Michaël (prénom d’emprunt), a été condamné en octobre dernier à 10 mois de prison et à 800 euros d’amende pour un abus de confiance. Le prévenu, qui faisait opposition à la condamnation début mars, était accusé d’avoir détourné une maison en ossature bois qu’il devait installer chez un client en avril 2014. En raison d’un problème de fondations, le futur propriétaire des lieux a refusé la livraison. La société propriétaire de l’ossature bois a alors demandé à Michaël de conserver et de stocker celle-ci, en attendant que la situation évolue. Un contrat de dépôt a alors été signé et la société propriétaire s’est acquittée d’un loyer mensuel de 774 euros entre 2014 et 2016 pour le stockage de la construction. C’est lorsque la propriétaire du bien a voulu récupérer celle-ci en 2017 que les choses se sont compliquées. Selon le ministère public, qui réclamait la confirmation de la peine de 10 mois de prison et de l’amende de 800 euros, le prévenu aurait d’abord évoqué de légers dégâts à réparer, avant de ne plus donner de nouvelles.

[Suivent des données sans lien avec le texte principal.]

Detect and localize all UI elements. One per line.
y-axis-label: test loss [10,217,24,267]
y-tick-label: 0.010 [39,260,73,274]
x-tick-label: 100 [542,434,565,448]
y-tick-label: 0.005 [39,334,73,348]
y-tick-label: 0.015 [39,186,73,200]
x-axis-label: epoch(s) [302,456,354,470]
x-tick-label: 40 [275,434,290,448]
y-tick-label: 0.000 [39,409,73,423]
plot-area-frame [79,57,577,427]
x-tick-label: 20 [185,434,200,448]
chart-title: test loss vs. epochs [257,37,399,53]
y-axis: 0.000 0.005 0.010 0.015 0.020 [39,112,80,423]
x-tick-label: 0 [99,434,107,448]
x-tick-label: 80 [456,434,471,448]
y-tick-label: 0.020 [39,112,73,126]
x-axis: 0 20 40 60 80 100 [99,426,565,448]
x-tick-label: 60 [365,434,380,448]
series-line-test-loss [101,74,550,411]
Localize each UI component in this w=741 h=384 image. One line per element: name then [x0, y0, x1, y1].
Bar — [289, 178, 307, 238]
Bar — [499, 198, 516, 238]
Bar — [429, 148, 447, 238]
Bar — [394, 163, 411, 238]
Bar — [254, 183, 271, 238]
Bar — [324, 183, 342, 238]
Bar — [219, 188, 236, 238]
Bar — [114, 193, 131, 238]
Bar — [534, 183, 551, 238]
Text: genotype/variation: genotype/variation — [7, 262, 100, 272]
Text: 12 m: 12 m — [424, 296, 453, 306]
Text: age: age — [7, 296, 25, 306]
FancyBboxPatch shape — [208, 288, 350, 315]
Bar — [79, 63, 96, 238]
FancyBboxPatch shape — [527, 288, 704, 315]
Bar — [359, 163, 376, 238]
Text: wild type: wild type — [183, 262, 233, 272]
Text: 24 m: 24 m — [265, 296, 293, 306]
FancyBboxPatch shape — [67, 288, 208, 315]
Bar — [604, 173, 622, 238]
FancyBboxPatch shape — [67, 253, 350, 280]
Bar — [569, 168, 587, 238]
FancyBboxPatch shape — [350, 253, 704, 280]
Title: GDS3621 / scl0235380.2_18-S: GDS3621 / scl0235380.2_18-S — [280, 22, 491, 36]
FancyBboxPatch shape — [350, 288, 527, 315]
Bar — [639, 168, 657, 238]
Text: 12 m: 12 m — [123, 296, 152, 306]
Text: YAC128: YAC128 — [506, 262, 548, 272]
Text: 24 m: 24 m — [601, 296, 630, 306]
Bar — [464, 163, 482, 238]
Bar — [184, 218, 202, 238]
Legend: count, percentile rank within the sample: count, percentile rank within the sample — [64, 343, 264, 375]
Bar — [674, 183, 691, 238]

Présent début mars devant le tribunal correctionnel, Michaël, dont le conseil plaidait l’acquittement, expliquait que la société s’était désintéressée de son bien. "Ils ne savaient sans doute plus rien en faire vu qu’elle avait été construite spécifiquement pour un terrain et ne l’ont jamais reprise. Suite à une faillite, la maison a été dans divers entrepôts. Ils n’ont plus payé les loyers à partir d’un moment et je me suis retrouvé avec cela sur les bras et j’ai changé d’activité. Le propriétaire du dernier hangar, ne percevant plus les loyers, a débité une partie de la maison. Le reste de l’ossature se trouve sur une remorque, sur un terrain appartenant à la commune de Gembloux."

L’avocate de la société propriétaire de l’ossature réclamait le prix de celle-ci, 28.000 euros, ainsi que certains des loyers versés au prévenu. "Lors des descentes de faillite, les curateurs n’ont jamais vu la maison dans l’entrepôt où elle était censée se trouver. Le prévenu n’a jamais restitué celle-ci."

Ce mercredi, le tribunal a condamné le prévenu à une peine de 4 mois de prison et à 3200 euros d'amende, le tout avec un sursis de 3 ans. Au civil, la société propriétaire de la maison obtient une somme provisionnelle de 10.000 euros.